After losing the trial in the first use-of-force case brought against an on-duty SFPD officer, DA Chesa Boudin says “You can’t be scared to lose,” and is still prosecuting cases against five other officers.
It is certainly a blow to San Francisco District Attorney Chesa Boudin that in the first excessive-force trial brought against an on-duty SF police officer, the jury voted to acquit officer Terrance Stangel on three of the four counts (they deadlocked on a fourth). But this case was more than just this case, it spawned allegations that Boudin buried evidence that would have exonerated Officer Stangel, which led to the SFPD pulling out of an agreement with the DA’s office for independent investigations of alleged police brutality cases. And of course the whole thing took place with a backdrop of a recall Chesa Bouin election coming up in June.
Boudin just gave the Chronicle his first interview since losing the case. “You can’t be scared to lose,” the told the paper. “Doing justice does not mean only bringing those cases where you have slam-dunk opportunity to win.”
The jurors saw evidence we did not. And apparently the beating victim in the case, Dacari Spiers, was depicted to have had a history of domestic violence arrests, but no convictions. (Spiers won a $700,000 settlement for his troubles, though police say they were responding to a 911 call that he was in the act of domestic violence at the time.) The Chron reports that jurors hear “about the criminal history of Dacari Spiers,” and that “This evidence included charges in which Spiers was convicted, but also domestic violence arrests in which he was never charged.”
“We saw some internal sabotage within our own office, and we saw rulings by the courts that are unthinkable in all my years trying cases in the Hall of Justice, and talking to lawyers who have been around for decades,” Boudin said.
This case is certainly a high-profile setback, but Boudin’s office has otherwise had an unusually good couple of weeks from a public relations perspective. A lawsuit against him from an alleged Chinatown beating victim was dropped by the plaintiff, likely for lack of good evidence.
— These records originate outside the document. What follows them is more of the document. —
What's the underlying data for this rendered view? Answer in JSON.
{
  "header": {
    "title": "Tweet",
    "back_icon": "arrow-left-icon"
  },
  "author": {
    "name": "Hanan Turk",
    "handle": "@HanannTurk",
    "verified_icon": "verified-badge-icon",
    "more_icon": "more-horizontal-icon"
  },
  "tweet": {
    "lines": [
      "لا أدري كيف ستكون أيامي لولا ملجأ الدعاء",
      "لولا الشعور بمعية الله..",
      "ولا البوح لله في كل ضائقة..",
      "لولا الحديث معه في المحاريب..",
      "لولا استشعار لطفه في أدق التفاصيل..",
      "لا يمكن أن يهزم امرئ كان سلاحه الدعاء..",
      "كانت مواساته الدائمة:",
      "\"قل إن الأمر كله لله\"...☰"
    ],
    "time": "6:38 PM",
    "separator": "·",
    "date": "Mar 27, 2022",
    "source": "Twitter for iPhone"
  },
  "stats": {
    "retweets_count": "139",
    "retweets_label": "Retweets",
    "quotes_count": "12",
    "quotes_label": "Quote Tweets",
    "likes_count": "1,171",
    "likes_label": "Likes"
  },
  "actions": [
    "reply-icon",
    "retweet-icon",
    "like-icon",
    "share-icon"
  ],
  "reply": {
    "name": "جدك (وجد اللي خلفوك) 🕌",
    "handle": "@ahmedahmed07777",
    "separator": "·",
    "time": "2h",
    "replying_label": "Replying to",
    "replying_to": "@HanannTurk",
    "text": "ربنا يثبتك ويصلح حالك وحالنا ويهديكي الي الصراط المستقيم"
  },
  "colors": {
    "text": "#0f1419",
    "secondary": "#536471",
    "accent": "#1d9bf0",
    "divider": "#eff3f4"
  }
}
His discovery that police used rape kit DNA evidence to prosecute a rape victim drew a national uproar, and forced the SFPD to publicly apologize and backtrack. That disclosure won “good guy” coverage of Boudin in prominent national publications.
But prominent national publication coverage is not what will decide this recall election. Fallout from this case and all of the other above-mentioned variables will decide the recall. And while Boudin barely won the 2019 election, that took place before the whole George Floyd reckoning on police violence.
So there may still be some retail political value to cracking down on police violence. And in that regard, Boudin still has five more officers he’s trying to prosecute for misconduct.